Dalla Sicilia arriva una storia a lieto fine di tutela del consumatore contro le pratiche aggressive e ingannevoli delle aziende: il Giudice di Pace di Catania ha annullato un contratto da 4.000 euro per un trattamento contro la caduta dei capelli pubblicizzato come miracoloso, di cui il cliente aveva chiesto la disdetta.
È un precedente legale importante, perché in precedenza la pubblicità ingannevole veniva sanzionata soltanto con multe alle aziende, con i consumatori costretti comunque a onorare il contratto.
Confconsumatori, che ha assistito la vittima, ci racconta com’è andata.

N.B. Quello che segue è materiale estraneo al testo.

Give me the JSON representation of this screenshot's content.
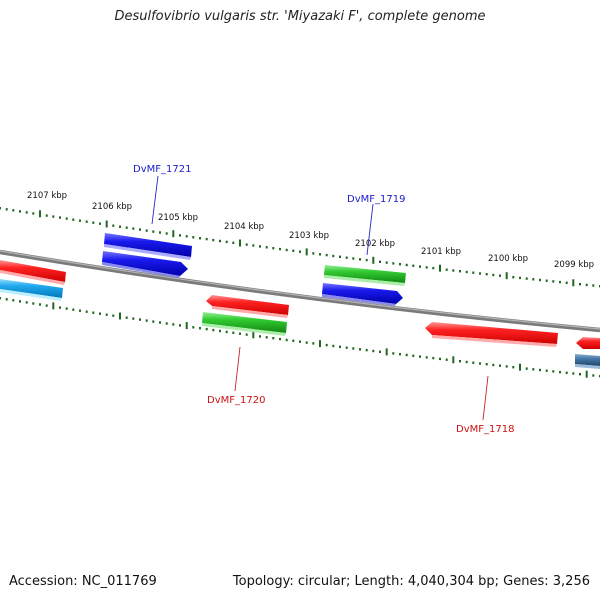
{
  "title": "Desulfovibrio vulgaris str. 'Miyazaki F', complete genome",
  "footer": {
    "accession": "Accession: NC_011769",
    "info": "Topology: circular; Length: 4,040,304 bp; Genes: 3,256"
  },
  "scale_labels": [
    "2107 kbp",
    "2106 kbp",
    "2105 kbp",
    "2104 kbp",
    "2103 kbp",
    "2102 kbp",
    "2101 kbp",
    "2100 kbp",
    "2099 kbp"
  ],
  "gene_labels": {
    "g1721": "DvMF_1721",
    "g1719": "DvMF_1719",
    "g1720": "DvMF_1720",
    "g1718": "DvMF_1718"
  },
  "colors": {
    "red": "#ee1111",
    "blue": "#1111dd",
    "green": "#22bb22",
    "cyan": "#22aaee",
    "steel": "#4477aa",
    "label_blue": "#1a1acc",
    "label_red": "#cc1111",
    "tick_green": "#226622",
    "backbone": "#808080"
  }
}
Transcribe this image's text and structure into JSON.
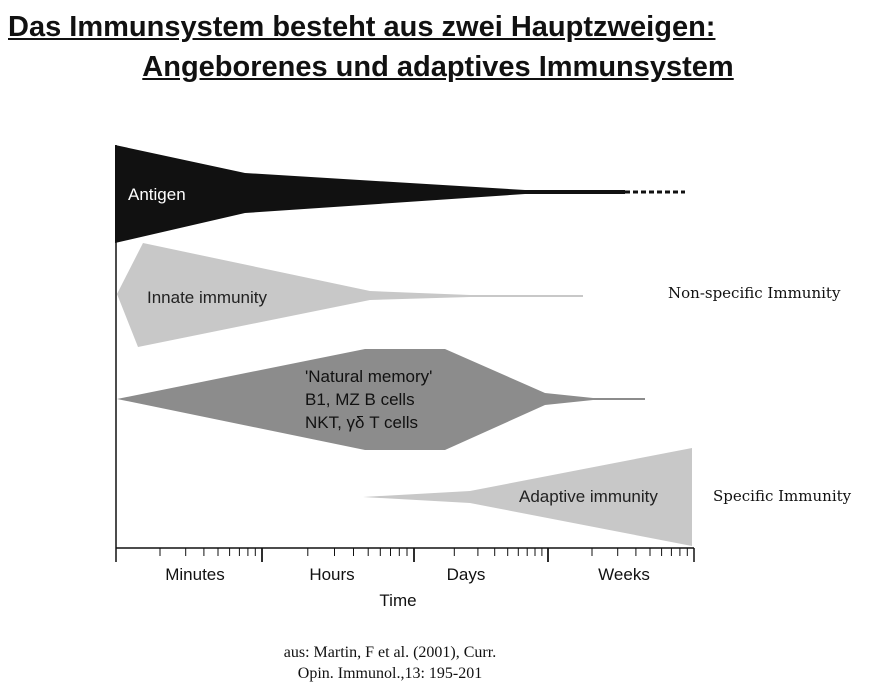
{
  "title": {
    "line1": "Das Immunsystem besteht aus zwei Hauptzweigen: ",
    "line2": "Angeborenes und adaptives Immunsystem"
  },
  "shapes": {
    "antigen": "Antigen",
    "innate": "Innate immunity",
    "natural_memory": [
      "'Natural memory'",
      "B1, MZ B cells",
      "NKT, γδ T cells"
    ],
    "adaptive": "Adaptive immunity"
  },
  "colors": {
    "antigen": "#111111",
    "innate": "#c8c8c8",
    "natural_memory": "#8c8c8c",
    "adaptive": "#c8c8c8"
  },
  "axis": {
    "ticks": [
      "Minutes",
      "Hours",
      "Days",
      "Weeks"
    ],
    "label": "Time"
  },
  "side_labels": {
    "non_specific": "Non-specific Immunity",
    "specific": "Specific Immunity"
  },
  "citation": {
    "line1": "aus: Martin, F et al. (2001), Curr.",
    "line2": "Opin. Immunol.,13: 195-201"
  }
}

Un ragazzo di 20 anni, attirato da un messaggio pubblicitario passato in radio, si è recato presso un centro estetico che reclamizzava grandiosi risultati ottenuti con i loro trattamenti per i capelli. Il ragazzo, nonostante avesse un cuoio capelluto in ottima salute, si è fatto attirare dalla pubblicità; al centro estetico gli hanno detto che nel giro di 10 anni sarebbe diventato calvo. Per «salvarlo» dall’imminente calvizie gli hanno proposto il loro trattamento brevettato, definito come «trattamento cosmetricologico», al costo di 4.000 euro.

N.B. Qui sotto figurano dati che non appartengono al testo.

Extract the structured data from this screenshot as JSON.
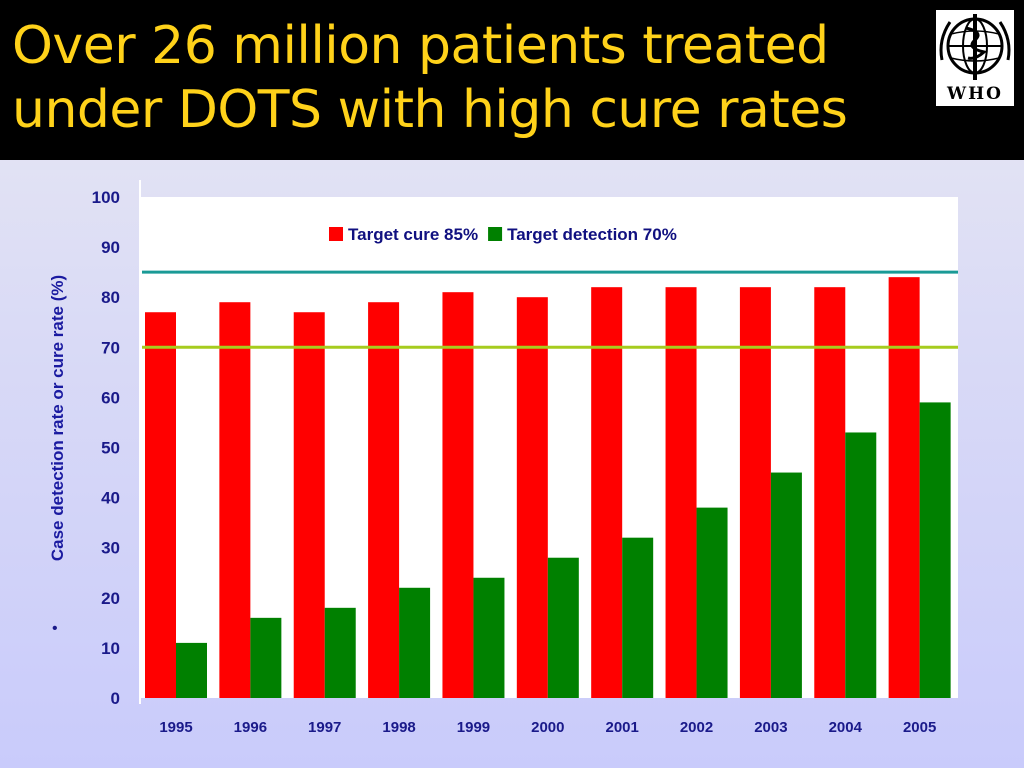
{
  "slide": {
    "title_line1": "Over 26 million patients treated",
    "title_line2": "under DOTS with high cure rates",
    "logo_text": "WHO"
  },
  "colors": {
    "title": "#ffd21a",
    "cure": "#ff0000",
    "detection": "#008000",
    "target_cure_line": "#1a9a96",
    "target_detection_line": "#a6cc1e",
    "axis_text": "#1a1a8a"
  },
  "chart_data": {
    "type": "bar",
    "ylabel": "Case detection rate or cure rate (%)",
    "ylim": [
      0,
      100
    ],
    "yticks": [
      0,
      10,
      20,
      30,
      40,
      50,
      60,
      70,
      80,
      90,
      100
    ],
    "categories": [
      "1995",
      "1996",
      "1997",
      "1998",
      "1999",
      "2000",
      "2001",
      "2002",
      "2003",
      "2004",
      "2005"
    ],
    "series": [
      {
        "name": "Cure rate",
        "color": "#ff0000",
        "values": [
          77,
          79,
          77,
          79,
          81,
          80,
          82,
          82,
          82,
          82,
          84
        ]
      },
      {
        "name": "Case detection rate",
        "color": "#008000",
        "values": [
          11,
          16,
          18,
          22,
          24,
          28,
          32,
          38,
          45,
          53,
          59
        ]
      }
    ],
    "legend": [
      {
        "label": "Target cure 85%",
        "color": "#ff0000"
      },
      {
        "label": "Target detection 70%",
        "color": "#008000"
      }
    ],
    "reference_lines": [
      {
        "value": 85,
        "color": "#1a9a96"
      },
      {
        "value": 70,
        "color": "#a6cc1e"
      }
    ],
    "legend_position": "top-center",
    "grid": false
  }
}
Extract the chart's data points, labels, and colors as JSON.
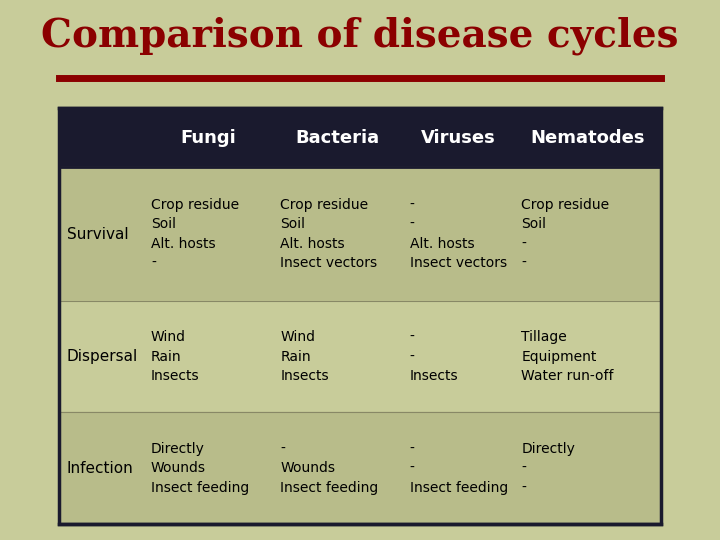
{
  "title": "Comparison of disease cycles",
  "title_color": "#8B0000",
  "title_fontsize": 28,
  "background_color": "#c8cc9a",
  "header_bg": "#1a1a2e",
  "header_text_color": "#ffffff",
  "header_labels": [
    "",
    "Fungi",
    "Bacteria",
    "Viruses",
    "Nematodes"
  ],
  "row_label_color": "#000000",
  "cell_text_color": "#000000",
  "divider_color": "#8B0000",
  "table_border_color": "#1a1a2e",
  "row_bg_odd": "#b8bc8a",
  "row_bg_even": "#c8cc9a",
  "rows": [
    {
      "label": "Survival",
      "fungi": "Crop residue\nSoil\nAlt. hosts\n-",
      "bacteria": "Crop residue\nSoil\nAlt. hosts\nInsect vectors",
      "viruses": "-\n-\nAlt. hosts\nInsect vectors",
      "nematodes": "Crop residue\nSoil\n-\n-"
    },
    {
      "label": "Dispersal",
      "fungi": "Wind\nRain\nInsects",
      "bacteria": "Wind\nRain\nInsects",
      "viruses": "-\n-\nInsects",
      "nematodes": "Tillage\nEquipment\nWater run-off"
    },
    {
      "label": "Infection",
      "fungi": "Directly\nWounds\nInsect feeding",
      "bacteria": "-\nWounds\nInsect feeding",
      "viruses": "-\n-\nInsect feeding",
      "nematodes": "Directly\n-\n-"
    }
  ]
}
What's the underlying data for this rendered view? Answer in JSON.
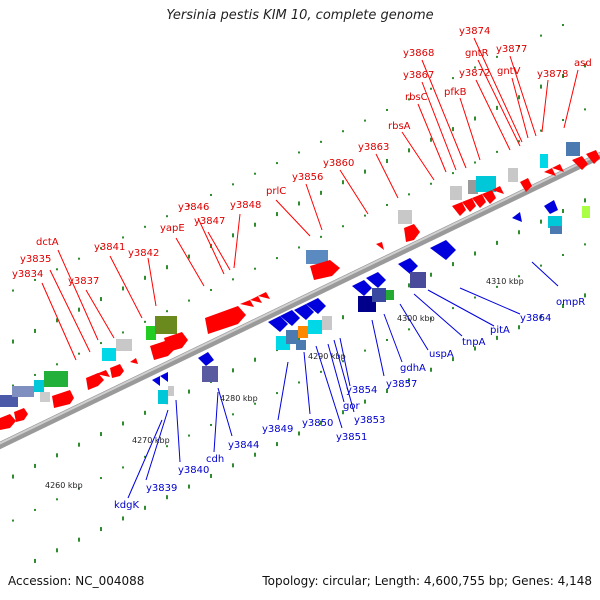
{
  "header": {
    "title": "Yersinia pestis KIM 10, complete genome"
  },
  "footer": {
    "accession": "Accession: NC_004088",
    "summary": "Topology: circular; Length: 4,600,755 bp; Genes: 4,148"
  },
  "scale": {
    "ticks": [
      {
        "label": "4260 kbp"
      },
      {
        "label": "4270 kbp"
      },
      {
        "label": "4280 kbp"
      },
      {
        "label": "4290 kbp"
      },
      {
        "label": "4300 kbp"
      },
      {
        "label": "4310 kbp"
      }
    ]
  },
  "colors": {
    "forward": "#ff0000",
    "reverse": "#0000dd",
    "backbone": "#888888"
  },
  "forward_genes": [
    {
      "name": "y3834"
    },
    {
      "name": "y3835"
    },
    {
      "name": "dctA"
    },
    {
      "name": "y3837"
    },
    {
      "name": "y3841"
    },
    {
      "name": "y3842"
    },
    {
      "name": "yapE"
    },
    {
      "name": "y3846"
    },
    {
      "name": "y3847"
    },
    {
      "name": "y3848"
    },
    {
      "name": "prlC"
    },
    {
      "name": "y3856"
    },
    {
      "name": "y3860"
    },
    {
      "name": "y3863"
    },
    {
      "name": "rbsA"
    },
    {
      "name": "rbsC"
    },
    {
      "name": "y3867"
    },
    {
      "name": "y3868"
    },
    {
      "name": "pfkB"
    },
    {
      "name": "y3872"
    },
    {
      "name": "gntR"
    },
    {
      "name": "y3874"
    },
    {
      "name": "gntV"
    },
    {
      "name": "y3877"
    },
    {
      "name": "y3878"
    },
    {
      "name": "asd"
    }
  ],
  "reverse_genes": [
    {
      "name": "kdgK"
    },
    {
      "name": "y3839"
    },
    {
      "name": "y3840"
    },
    {
      "name": "cdh"
    },
    {
      "name": "y3844"
    },
    {
      "name": "y3849"
    },
    {
      "name": "y3850"
    },
    {
      "name": "y3851"
    },
    {
      "name": "gor"
    },
    {
      "name": "y3853"
    },
    {
      "name": "y3854"
    },
    {
      "name": "y3857"
    },
    {
      "name": "gdhA"
    },
    {
      "name": "uspA"
    },
    {
      "name": "tnpA"
    },
    {
      "name": "pitA"
    },
    {
      "name": "y3864"
    },
    {
      "name": "ompR"
    }
  ]
}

Il ragazzo lì per lì ha firmato il contratto, ma il giorno successivo si è accorto di essersi lasciato suggestionare. Allora ha inviato la lettera di disdetta che, però, non era stata accettata dal centro estetico (non essendo esperibile il diritto al ripensamento).

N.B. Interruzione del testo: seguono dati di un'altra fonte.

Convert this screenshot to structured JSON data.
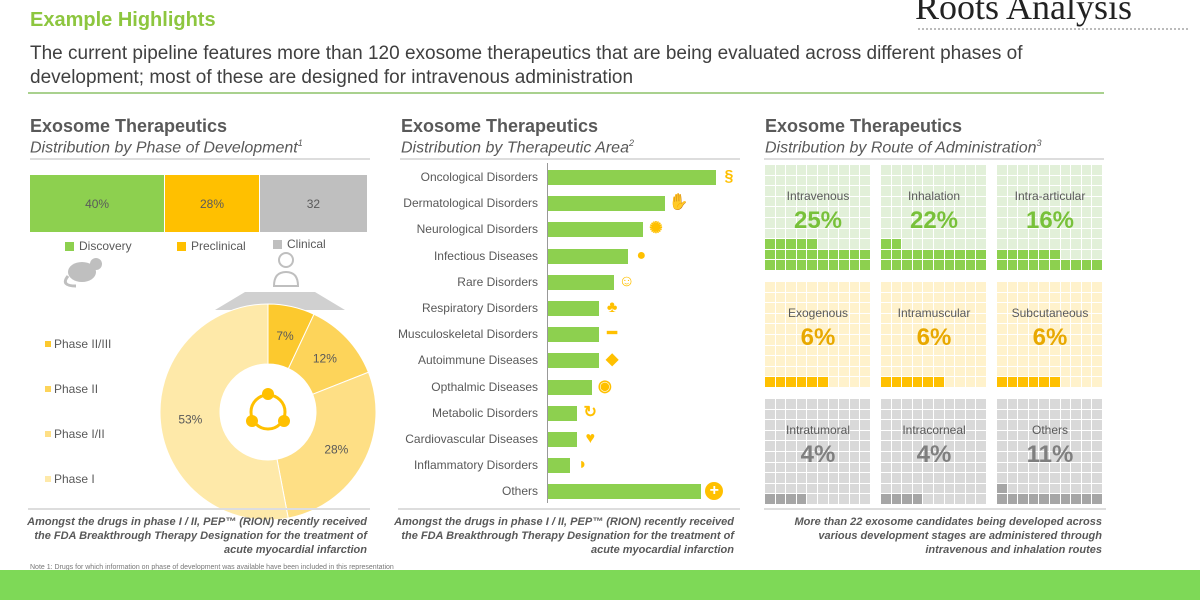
{
  "header": {
    "title": "Example Highlights",
    "logo": "Roots Analysis",
    "subtitle": "The current pipeline features more than 120 exosome therapeutics that are being evaluated across different phases of development; most of these are designed for intravenous administration"
  },
  "colors": {
    "green": "#8dd04f",
    "yellow": "#ffc000",
    "grey": "#bfbfbf",
    "footer": "#7ed957"
  },
  "chart_data": [
    {
      "type": "bar",
      "orientation": "stacked-horizontal",
      "title": "Exosome Therapeutics",
      "subtitle": "Distribution by Phase of Development",
      "footnote_mark": "1",
      "categories": [
        "Discovery",
        "Preclinical",
        "Clinical"
      ],
      "values": [
        40,
        28,
        32
      ],
      "labels": [
        "40%",
        "28%",
        "32"
      ]
    },
    {
      "type": "pie",
      "variant": "donut",
      "categories": [
        "Phase II/III",
        "Phase II",
        "Phase I/II",
        "Phase I"
      ],
      "slices": [
        {
          "label": "7%",
          "value": 7
        },
        {
          "label": "12%",
          "value": 12
        },
        {
          "label": "28%",
          "value": 28
        },
        {
          "label": "53%",
          "value": 53
        }
      ],
      "colors": [
        "#fcc92e",
        "#fdd45a",
        "#fedf85",
        "#fee9a9"
      ]
    },
    {
      "type": "bar",
      "orientation": "horizontal",
      "title": "Exosome Therapeutics",
      "subtitle": "Distribution by Therapeutic Area",
      "footnote_mark": "2",
      "categories": [
        "Oncological Disorders",
        "Dermatological Disorders",
        "Neurological Disorders",
        "Infectious Diseases",
        "Rare Disorders",
        "Respiratory Disorders",
        "Musculoskeletal Disorders",
        "Autoimmune Diseases",
        "Opthalmic Diseases",
        "Metabolic Disorders",
        "Cardiovascular Diseases",
        "Inflammatory Disorders",
        "Others"
      ],
      "values": [
        23,
        16,
        13,
        11,
        9,
        7,
        7,
        7,
        6,
        4,
        4,
        3,
        21
      ],
      "icons": [
        "dna-icon",
        "skin-icon",
        "brain-icon",
        "head-icon",
        "body-icon",
        "lungs-icon",
        "bone-icon",
        "shield-icon",
        "eye-icon",
        "cycle-icon",
        "heart-icon",
        "stomach-icon",
        "plus-icon"
      ]
    },
    {
      "type": "waffle",
      "title": "Exosome Therapeutics",
      "subtitle": "Distribution by Route of Administration",
      "footnote_mark": "3",
      "items": [
        {
          "label": "Intravenous",
          "value": 25,
          "text": "25%",
          "group": "green"
        },
        {
          "label": "Inhalation",
          "value": 22,
          "text": "22%",
          "group": "green"
        },
        {
          "label": "Intra-articular",
          "value": 16,
          "text": "16%",
          "group": "green"
        },
        {
          "label": "Exogenous",
          "value": 6,
          "text": "6%",
          "group": "yellow"
        },
        {
          "label": "Intramuscular",
          "value": 6,
          "text": "6%",
          "group": "yellow"
        },
        {
          "label": "Subcutaneous",
          "value": 6,
          "text": "6%",
          "group": "yellow"
        },
        {
          "label": "Intratumoral",
          "value": 4,
          "text": "4%",
          "group": "grey"
        },
        {
          "label": "Intracorneal",
          "value": 4,
          "text": "4%",
          "group": "grey"
        },
        {
          "label": "Others",
          "value": 11,
          "text": "11%",
          "group": "grey"
        }
      ]
    }
  ],
  "notes": [
    "Amongst the drugs in phase I / II, PEP™ (RION) recently received the FDA Breakthrough Therapy Designation for the treatment of acute myocardial infarction",
    "Amongst the drugs in phase I / II, PEP™ (RION) recently received the FDA Breakthrough Therapy Designation for the treatment of acute myocardial infarction",
    "More than 22 exosome candidates being developed across various development stages are administered through intravenous and inhalation routes"
  ],
  "footnote": "Note 1: Drugs for which information on phase of development was available have been included in this representation"
}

Si è rivolto, quindi, alla Confconsumatori che spiega: «Il trattamento proposto è lo stesso utilizzato per svariate tipologie di casi, indipendentemente dalla causa, fisiologica o patologica (si possono verificare perdita o debolezza dei capelli), che portò nel 2009 l’Antitrust a sanzionare pesantemente la condotta commerciale scorretta della stessa società. Il Giudice ha stroncato le illegittime pretese del centro estetico, sia sotto il profilo contrattuale perché la disdetta era intervenuta prima dell’accettazione del professionista, sia nel merito ritenendo comunque il contratto viziato da dolo perché il comportamento commerciale ingannevole della società ai sensi degli artt. 19, 20 e 21 del Codice del Consumo ha indotto il consumatore a sottoscriverlo».
«La questione – hanno dichiarato l’avv. Maurizio Mariani che ha assistito in giudizio il consumatore e l’avv. Carmelo Calì, Presidente di Confconsumatori Sicilia – riveste particolare importanza viste le conseguenze certamente pratiche che ne derivano, anche su vasta scala. Infatti, poichè viene finalmente stabilita la correlazione tra condotta commerciale scorretta sanzionata dall’Antitrust (che di per se condurrebbe solo ad una sanzione amministrativa) e annullabilità di un contratto per dolo, il principio è utilizzabile in tutti gli altri e frequenti casi (ad esempio telefonia, offerte commerciali, ecc…) in cui i consumatori sono stati indotti a concludere un contratto che, senza le condotte commerciali scorrette adottate, non avrebbero concluso».